El PP está desmelenado. Hace tiempo que ha perdido los complejos que una vez sufrió y que le llevaban a hablar catalán en la intimidad o a mostrar en algunas cuestiones posiciones razonables que le hacían parecer un partido moderado. Incluso con Aznar, el PP no se atrevió a asomar por debajo de la puerta esa patita negra que nos lo presenta como lo que es: el heredero directo, y al parecer muy orgulloso, de la dictadura franquista. Esa moda retro del PP, que le lleva a impedir que se cambien nombres de calles dedicadas a personas que atentaron contra la democracia o a denigrar a las víctimas del terrorismo protagonizado por sus antepasados ideológicos, quizá sea, con todo, lo menos preocupante. Solo les retrata como defensores de un régimen criminal que forma parte de nuestro pasado más negro.

Sin embargo, lo realmente preocupante son los modos que el PP de Rajoy ha venido adquiriendo con el paso de los años, como consecuencia directa de la falta de temple del PSOE y de, finalmente, la profunda crisis en que se halla. El PP se ha quitado la careta y ha salido a la luz pública el alma profunda de este partido, encarnada en el rostro de Rafael Hernando. Sin pudor, el PP, enraízado en su ideario más reaccionario, se ha lanzado a una política de erosión de la democracia cuyos resultados pueden resultar nefastos.

Los ministerios de Interior y de Justicia se han convertido en el instrumento fundamental de una política represiva dirigida directamente al amedrentamiento social. No solo se ha perseguido a activistas, intentando borrar de la calle toda protesta social por la vía del miedo, sino que incluso se ha presionado sin escrúpulos a miembros del ámbito judicial, en un intento de domesticar, todavía más, la justicia. A tenor de las actuaciones sobre delincuentes como Rato y Blesa, que, por cierto, después de robar a troche y moche, se comportaron educadísimamente en el banquillo, como resalta la sentencia, poco trabajo le queda en ese campo al PP. Lo que es una lástima, pues qué mejor que unas salas de tribunal llenas de gente pulcra, educada, bien trajeada. A mí, verles en el banquillo me parece un espectáculo, efectivamente, tremendamente gratificante que habría que promover para deleite, entre otras cosas, de los tribunales que los encausan.
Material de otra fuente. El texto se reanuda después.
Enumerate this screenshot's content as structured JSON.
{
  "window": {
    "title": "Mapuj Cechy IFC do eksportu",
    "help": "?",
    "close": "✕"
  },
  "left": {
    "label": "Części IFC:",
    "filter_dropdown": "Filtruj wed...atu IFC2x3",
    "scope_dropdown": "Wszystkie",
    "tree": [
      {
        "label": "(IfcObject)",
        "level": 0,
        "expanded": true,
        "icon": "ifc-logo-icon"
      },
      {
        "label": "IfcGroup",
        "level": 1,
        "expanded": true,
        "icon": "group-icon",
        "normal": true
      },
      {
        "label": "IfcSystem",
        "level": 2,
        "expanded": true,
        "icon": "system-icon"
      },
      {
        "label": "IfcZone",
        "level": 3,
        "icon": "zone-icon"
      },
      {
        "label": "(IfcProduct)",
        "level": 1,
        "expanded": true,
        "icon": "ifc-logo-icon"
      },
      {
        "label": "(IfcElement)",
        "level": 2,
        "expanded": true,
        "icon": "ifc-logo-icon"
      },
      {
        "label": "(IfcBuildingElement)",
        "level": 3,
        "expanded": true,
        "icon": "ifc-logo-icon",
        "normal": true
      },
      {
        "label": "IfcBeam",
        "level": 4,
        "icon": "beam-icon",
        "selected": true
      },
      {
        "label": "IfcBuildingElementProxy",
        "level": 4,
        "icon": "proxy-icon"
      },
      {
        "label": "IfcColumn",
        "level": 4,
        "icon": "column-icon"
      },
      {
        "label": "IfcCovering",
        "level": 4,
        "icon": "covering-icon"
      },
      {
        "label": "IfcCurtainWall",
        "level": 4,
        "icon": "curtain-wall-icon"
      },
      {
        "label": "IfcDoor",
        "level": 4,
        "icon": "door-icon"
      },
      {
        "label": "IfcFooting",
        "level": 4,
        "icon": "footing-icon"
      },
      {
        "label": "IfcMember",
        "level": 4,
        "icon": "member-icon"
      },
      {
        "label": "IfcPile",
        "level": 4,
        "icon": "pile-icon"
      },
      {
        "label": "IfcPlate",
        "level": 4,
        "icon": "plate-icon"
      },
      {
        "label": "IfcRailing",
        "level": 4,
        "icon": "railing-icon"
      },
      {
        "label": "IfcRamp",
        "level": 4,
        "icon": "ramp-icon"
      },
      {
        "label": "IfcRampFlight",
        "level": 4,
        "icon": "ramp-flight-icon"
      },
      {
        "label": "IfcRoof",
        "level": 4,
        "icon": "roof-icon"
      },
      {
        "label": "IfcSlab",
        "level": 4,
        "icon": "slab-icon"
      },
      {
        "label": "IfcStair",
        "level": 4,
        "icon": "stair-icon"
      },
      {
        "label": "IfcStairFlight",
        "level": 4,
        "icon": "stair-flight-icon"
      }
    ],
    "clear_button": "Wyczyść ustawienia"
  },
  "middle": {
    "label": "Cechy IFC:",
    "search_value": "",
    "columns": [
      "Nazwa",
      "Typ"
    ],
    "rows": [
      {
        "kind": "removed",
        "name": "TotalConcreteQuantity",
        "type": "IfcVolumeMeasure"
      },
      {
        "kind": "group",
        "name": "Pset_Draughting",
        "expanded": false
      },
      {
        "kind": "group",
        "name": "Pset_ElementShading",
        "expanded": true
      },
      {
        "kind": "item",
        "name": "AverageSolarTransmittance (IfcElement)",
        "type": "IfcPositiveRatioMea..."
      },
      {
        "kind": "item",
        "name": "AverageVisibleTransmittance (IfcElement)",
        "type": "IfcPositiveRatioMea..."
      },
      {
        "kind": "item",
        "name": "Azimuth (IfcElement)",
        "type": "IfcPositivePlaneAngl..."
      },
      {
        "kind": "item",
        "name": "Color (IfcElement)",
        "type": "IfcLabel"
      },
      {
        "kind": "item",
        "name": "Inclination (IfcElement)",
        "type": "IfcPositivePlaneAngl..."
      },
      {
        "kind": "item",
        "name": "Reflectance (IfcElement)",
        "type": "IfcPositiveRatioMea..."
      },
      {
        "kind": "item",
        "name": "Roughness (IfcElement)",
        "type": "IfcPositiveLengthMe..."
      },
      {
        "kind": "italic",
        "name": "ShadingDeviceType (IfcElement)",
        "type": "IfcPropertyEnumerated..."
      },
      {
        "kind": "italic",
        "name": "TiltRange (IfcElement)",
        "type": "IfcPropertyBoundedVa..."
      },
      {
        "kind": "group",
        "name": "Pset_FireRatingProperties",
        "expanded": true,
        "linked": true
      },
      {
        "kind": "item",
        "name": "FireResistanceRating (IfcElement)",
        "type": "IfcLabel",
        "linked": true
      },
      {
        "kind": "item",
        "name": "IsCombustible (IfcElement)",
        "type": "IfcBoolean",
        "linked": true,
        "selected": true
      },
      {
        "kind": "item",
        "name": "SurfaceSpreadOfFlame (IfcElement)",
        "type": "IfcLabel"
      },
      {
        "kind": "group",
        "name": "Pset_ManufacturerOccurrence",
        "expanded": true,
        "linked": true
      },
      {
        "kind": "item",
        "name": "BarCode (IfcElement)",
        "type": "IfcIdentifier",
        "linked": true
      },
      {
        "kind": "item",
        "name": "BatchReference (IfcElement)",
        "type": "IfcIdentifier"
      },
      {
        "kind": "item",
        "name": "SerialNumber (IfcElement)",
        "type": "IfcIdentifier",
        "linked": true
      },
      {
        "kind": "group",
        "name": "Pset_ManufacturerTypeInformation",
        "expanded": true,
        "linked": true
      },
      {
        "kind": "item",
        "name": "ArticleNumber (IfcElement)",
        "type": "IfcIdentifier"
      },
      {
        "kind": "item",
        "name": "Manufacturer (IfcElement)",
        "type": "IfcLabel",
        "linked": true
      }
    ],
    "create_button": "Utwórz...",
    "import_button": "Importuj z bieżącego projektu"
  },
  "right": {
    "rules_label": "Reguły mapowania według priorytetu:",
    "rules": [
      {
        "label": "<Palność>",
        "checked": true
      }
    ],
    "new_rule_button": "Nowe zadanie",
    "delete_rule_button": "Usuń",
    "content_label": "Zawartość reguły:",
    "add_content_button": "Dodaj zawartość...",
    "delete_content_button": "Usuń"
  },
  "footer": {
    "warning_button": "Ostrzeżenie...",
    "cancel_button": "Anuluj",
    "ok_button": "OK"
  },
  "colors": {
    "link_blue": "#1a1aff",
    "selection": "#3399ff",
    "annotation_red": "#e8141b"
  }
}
Qué decir del acoso a la prensa, como el registro del diario Público ordenado por Fernández Díaz, la conversión de TVE en una televisión del régimen, los insultos de Rafael Hernando a la Sexta y Cuatro, a las que acusó de practicar un periodismo de «acoso y escrache», de comportarse como «hienas» y de «llenarse los bolsillos». En paralelo, vía publicidad institucional o subvenciones directas, se sostiene a la prensa adicta y a sus organizaciones afines, como la Asociación de la Prensa de Madrid, último ariete del régimen contra quienes intenten disentir.

Ante el silencio y la desmovilización social, el PP está generando un estado policial. Si ya sabíamos que la justicia no es igual para todos, la desfachatez de los últimos acontecimientos nos sume en el estupor más profundo. El PP, a quien sorprendentemente sigue apoyando un alto porcentaje de la ciudadanía, se ha dado cuenta de que puede manejar los aparatos del estado a su antojo, y lo hace sin sonrojo. Nadie verá pestañear al ministro Catalá. Con su cara de póker, seguirá en su empeño de desmontar la independencia judicial. Y ojo que a algún titiritero se le ocurra hacer alguna gracia o a algún rapero una rima. Aquí no estamos para bromitas. Si acaso quisieran atentar contra la libertad de expresión, los chavistas tendrían en el PP un buen ejemplo.

Mientras tanto, algunos ingenuos siguen hablando de la democracia, de la libertad de prensa, del equilibrio de poderes como si realmente existieran. Como si esa democracia que se soñó en la Transición no se nos estuviera yendo por el desagüe a marchas forzadas. O hacemos frente al PP con todos los instrumentos que el renqueante estado de derecho nos proporciona, o el proyecto lepenista que late tras sus dirigentes acabará imponiéndose. El PP, rebozado en el fango de la corrupción, la inmoralidad y el cinismo, se ha convertido en un verdadero peligro para la democracia.